Ryou blinked as he realized he was drifting off, the cloth nearly slipping from his face. Darius was nearby. Ryou had been peripherally aware that his companion was checking his glasses for damage, but now they were on Darius's nose, and he was squinting and giving the world around him puzzled looks.

He removed them when he realized Ryou was watching. "I can't see how you can wear the damned things, everything is warped."

"That's because we don't have the same eyesight; we'd need different prescriptions," said Ryou, face aching all over again as an expression battled to make it onto his bruised features.

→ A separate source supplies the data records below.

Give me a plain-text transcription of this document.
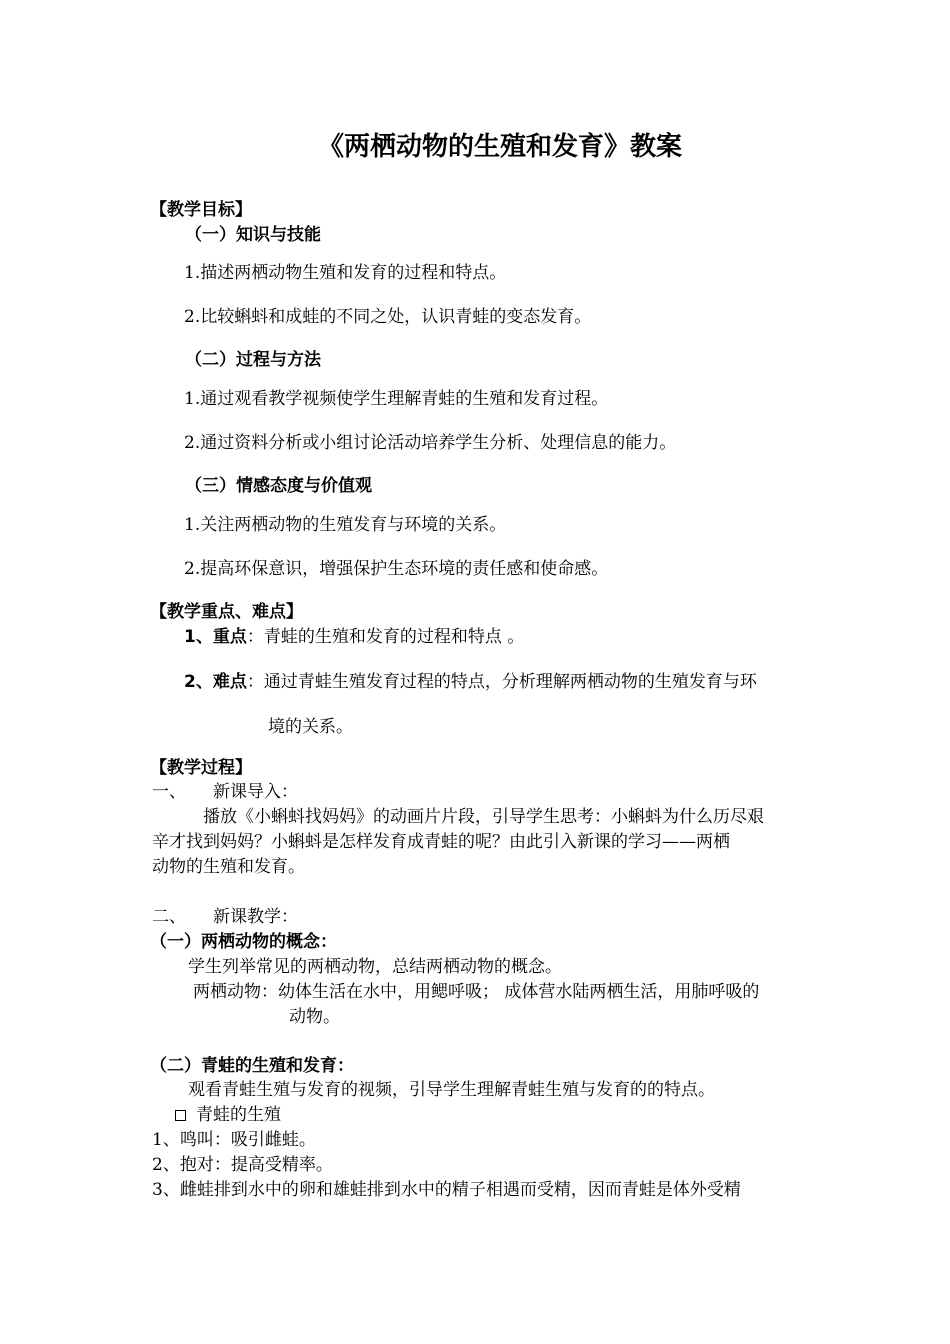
《两栖动物的生殖和发育》教案
【教学目标】
（一）知识与技能
1.描述两栖动物生殖和发育的过程和特点。
2.比较蝌蚪和成蛙的不同之处，认识青蛙的变态发育。
（二）过程与方法
1.通过观看教学视频使学生理解青蛙的生殖和发育过程。
2.通过资料分析或小组讨论活动培养学生分析、处理信息的能力。
（三）情感态度与价值观
1.关注两栖动物的生殖发育与环境的关系。
2.提高环保意识，增强保护生态环境的责任感和使命感。
【教学重点、难点】
1、重点：青蛙的生殖和发育的过程和特点 。
2、难点：通过青蛙生殖发育过程的特点，分析理解两栖动物的生殖发育与环
境的关系。
【教学过程】
一、 新课导入：
播放《小蝌蚪找妈妈》的动画片片段，引导学生思考：小蝌蚪为什么历尽艰
辛才找到妈妈？小蝌蚪是怎样发育成青蛙的呢？由此引入新课的学习——两栖
动物的生殖和发育。
二、 新课教学：
（一）两栖动物的概念：
学生列举常见的两栖动物，总结两栖动物的概念。
两栖动物：幼体生活在水中，用鳃呼吸； 成体营水陆两栖生活，用肺呼吸的
动物。
（二）青蛙的生殖和发育：
观看青蛙生殖与发育的视频，引导学生理解青蛙生殖与发育的的特点。
青蛙的生殖
1、鸣叫：吸引雌蛙。
2、抱对：提高受精率。
3、雌蛙排到水中的卵和雄蛙排到水中的精子相遇而受精，因而青蛙是体外受精
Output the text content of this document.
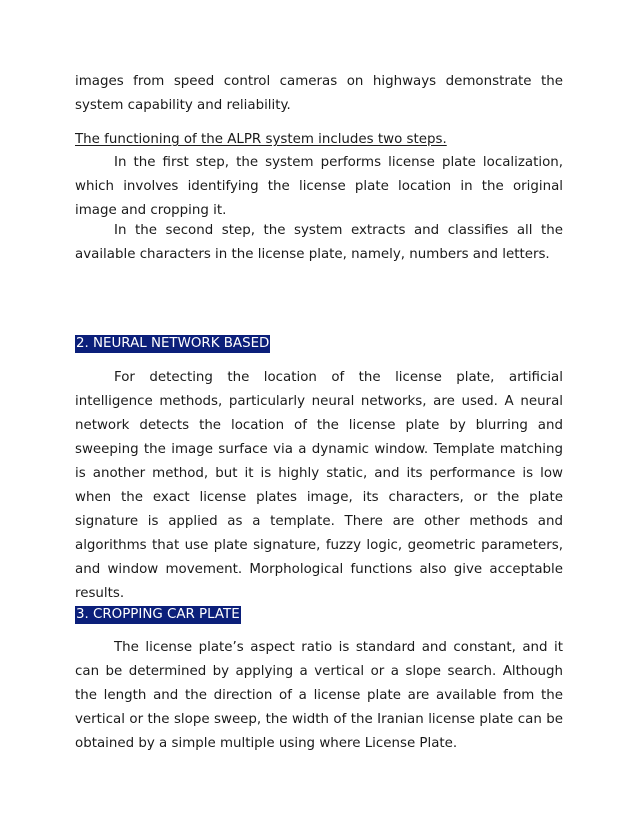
images from speed control cameras on highways demonstrate the system capability and reliability.

The functioning of the ALPR system includes two steps.

In the first step, the system performs license plate localization, which involves identifying the license plate location in the original image and cropping it.

In the second step, the system extracts and classifies all the available characters in the license plate, namely, numbers and letters.

2. NEURAL NETWORK BASED

For detecting the location of the license plate, artificial intelligence methods, particularly neural networks, are used. A neural network detects the location of the license plate by blurring and sweeping the image surface via a dynamic window. Template matching is another method, but it is highly static, and its performance is low when the exact license plates image, its characters, or the plate signature is applied as a template. There are other methods and algorithms that use plate signature, fuzzy logic, geometric parameters, and window movement. Morphological functions also give acceptable results.

3. CROPPING CAR PLATE

The license plate’s aspect ratio is standard and constant, and it can be determined by applying a vertical or a slope search. Although the length and the direction of a license plate are available from the vertical or the slope sweep, the width of the Iranian license plate can be obtained by a simple multiple using where License Plate.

"I don't need spectacles," Darius groused, leaning over to put them back on Ryou's nose.

Ryou started to chuckle helplessly, even though it hurt. It was like something inside him was slowly unwinding.

"And it's now of all times that I get to see you laugh." Darius's look was a blend of exasperated amusement. "I just don't get you. Oh well, stay here. I'm going to take care of things." He made a vague gesture back at the camp before disappearing once more into the night.

Ryou's laugh drained away, leaving him breathing easily for what felt like the first time in hours. He stared out at the river, caught a little fleck of light where a fish had flashed a fin in the moonlight. The night was cold, the grass-scented air fresh in his mouth and on his bruised face. He was in some pain, and immensely happy to be alive right at this moment.

---

That night, Ryou rested near the embers of the fire. Darius had not wanted to take a chance other predators out there might see a blaze. But Ryou was warm, wrapped as he was in a dead man's horse blanket. His friend did not sleep near him; he was resting against a tree, a javelin, sword and bow at hand. When Ryou looked over, he'd see the man nodding at times, but any small noise in the underbrush brought Darius's head up immediately.

Ryou wasn't sleeping much either; the pain in the jaw and leftover adrenaline were banishing sleep. Darius had dragged the bodies away to a spot away from both the camp and the river. He could hear creatures growling and yapping at each other in that direction, and the sound of tugging and ripping. It didn't make him feel anything.

He watched the stars wheel above him. It was as if he'd stumbled headlong into this strange world a week ago, and was now running full speed ahead because he'd fall if he tried to stop. Every step was taking him further away from his former life and self, and Ryou wondered when it would be too late for him to ever get back, assuming that time was not already well and truly past.